Presumably, this bulwark from his base has allowed the Bush Administration not to blink in the war in Iraq, and helps explain why a hawkish John McCain is pursuing détente with a demographic he once seemed to spurn.
Hoping to redress what they saw as "shortcomings" in the political science canon linking religious attitudes to foreign affairs, professors Jody C. Baumgartner, Peter L. Francis and Jonathan S. Morris investigated whether "there might be distinct religious differences among Americans on issues such as the Iraq War or Middle East foreign policy issues more generally.
On first glance, this may not seem like much of a, forgive us, revelation.
But the trio note that their study uses Pew Research Center data taken after the overall public support for the Iraq War started to crater. Other studies in line with this, such as Corwin E. Smidt's assessment of attitudes, looked at data taken after 9/11 but before "quagmire" re-entered the everyday lexicon.
One of the reasons for the hawkishness, the authors posit, is that Evangelicals, more so than Christians in general or even Protestants in general, have staked out a "clash of civilizations" motif already in thinking about Islam.

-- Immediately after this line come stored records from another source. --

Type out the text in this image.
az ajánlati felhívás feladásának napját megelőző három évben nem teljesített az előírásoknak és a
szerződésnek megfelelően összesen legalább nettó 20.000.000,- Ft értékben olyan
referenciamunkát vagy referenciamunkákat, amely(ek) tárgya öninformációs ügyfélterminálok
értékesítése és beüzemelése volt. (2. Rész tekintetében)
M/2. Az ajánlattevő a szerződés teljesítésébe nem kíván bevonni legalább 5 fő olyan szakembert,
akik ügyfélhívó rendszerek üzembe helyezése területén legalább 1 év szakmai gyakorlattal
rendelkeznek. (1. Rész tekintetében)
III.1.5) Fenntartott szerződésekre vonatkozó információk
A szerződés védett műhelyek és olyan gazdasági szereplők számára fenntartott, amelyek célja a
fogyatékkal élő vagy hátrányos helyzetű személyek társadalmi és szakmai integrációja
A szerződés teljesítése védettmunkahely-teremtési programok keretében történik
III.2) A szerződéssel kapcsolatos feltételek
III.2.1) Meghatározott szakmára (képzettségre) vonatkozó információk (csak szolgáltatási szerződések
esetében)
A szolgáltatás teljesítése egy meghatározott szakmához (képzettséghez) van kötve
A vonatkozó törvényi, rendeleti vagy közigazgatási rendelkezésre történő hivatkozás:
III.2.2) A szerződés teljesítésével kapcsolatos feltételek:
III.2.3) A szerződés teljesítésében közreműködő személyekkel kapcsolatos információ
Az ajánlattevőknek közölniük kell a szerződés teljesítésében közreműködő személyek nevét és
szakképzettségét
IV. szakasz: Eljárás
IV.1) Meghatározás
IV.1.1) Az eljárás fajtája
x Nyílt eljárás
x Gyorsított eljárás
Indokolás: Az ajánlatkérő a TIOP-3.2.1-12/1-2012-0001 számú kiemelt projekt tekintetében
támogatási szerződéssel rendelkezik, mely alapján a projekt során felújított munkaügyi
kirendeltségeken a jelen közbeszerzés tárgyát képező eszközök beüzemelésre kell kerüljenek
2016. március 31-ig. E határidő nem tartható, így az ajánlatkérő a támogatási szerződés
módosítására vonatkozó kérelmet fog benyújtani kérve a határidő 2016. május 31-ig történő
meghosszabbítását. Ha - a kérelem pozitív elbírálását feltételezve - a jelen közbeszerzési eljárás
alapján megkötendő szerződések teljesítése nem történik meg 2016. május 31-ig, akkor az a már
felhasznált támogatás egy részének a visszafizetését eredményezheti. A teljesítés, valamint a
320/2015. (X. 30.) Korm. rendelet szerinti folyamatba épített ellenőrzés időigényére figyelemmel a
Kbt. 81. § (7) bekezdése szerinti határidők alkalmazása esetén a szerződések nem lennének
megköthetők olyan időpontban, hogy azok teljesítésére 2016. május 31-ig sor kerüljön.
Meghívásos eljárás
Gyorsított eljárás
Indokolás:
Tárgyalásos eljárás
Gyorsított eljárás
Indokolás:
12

Buttressing that is a existing apocalyptic frame of reference ("premillennial dispensationalism," if you want its $2 name) in which a very real state of Israel and a modern (and not necessarily figurative) Babylon are players.
Which is not to say that evangelicals' views about the war have remained unassailable. "...Our findings confirm that Evangelical support for the Bush administration's hawkish approach to foreign policy has not waned in the years following the 2003 invasion in Iraq even though American military deaths and Iraqi casualties have been much greater in number than most anticipated," the trio write in the June issue of Political Research Quarterly. "It is important to note, however, that since the 2003 invasion of Iraq, support for the war among Evangelicals has declined overall, but at a much slower rate than that of the general public. Aggregate data from the Pew Research Center demonstrate that at the outset of the invasion, Evangelical support for President Bush's handling of the conflict was only 5 points higher than the general public's. By late 2005, this gap had grown to 13 percent."
The authors found that American Jewish opinion, while clearly sympathetic to Israel, diverged from Evangelical thought on the war both before and during the conflict.
Evangelical support also makes a nice 60th birthday present for Israel.
The trio note a recent Pew survey in which 69 percent of Evangelicals believe that God gave Israel to the Jews, versus 27 percent of mainline Protestants and Catholics. This Mosaic belief colors opinions about today's events, such as the 2006 hot war between Israel and Hezbollah. Three fifths of Evangelicals took the Jewish state's side in that spat, compared to a third of mainline Protestants and a quarter of seculars.
That ancient gift carries only so much weight with other Christians. "Black Protestants were much closer to white Evangelicals, with 60 percent reporting that they believe God gave Israel to the Jews. Yet despite their religious beliefs, black Protestants are typically among the least sympathetic toward Israel."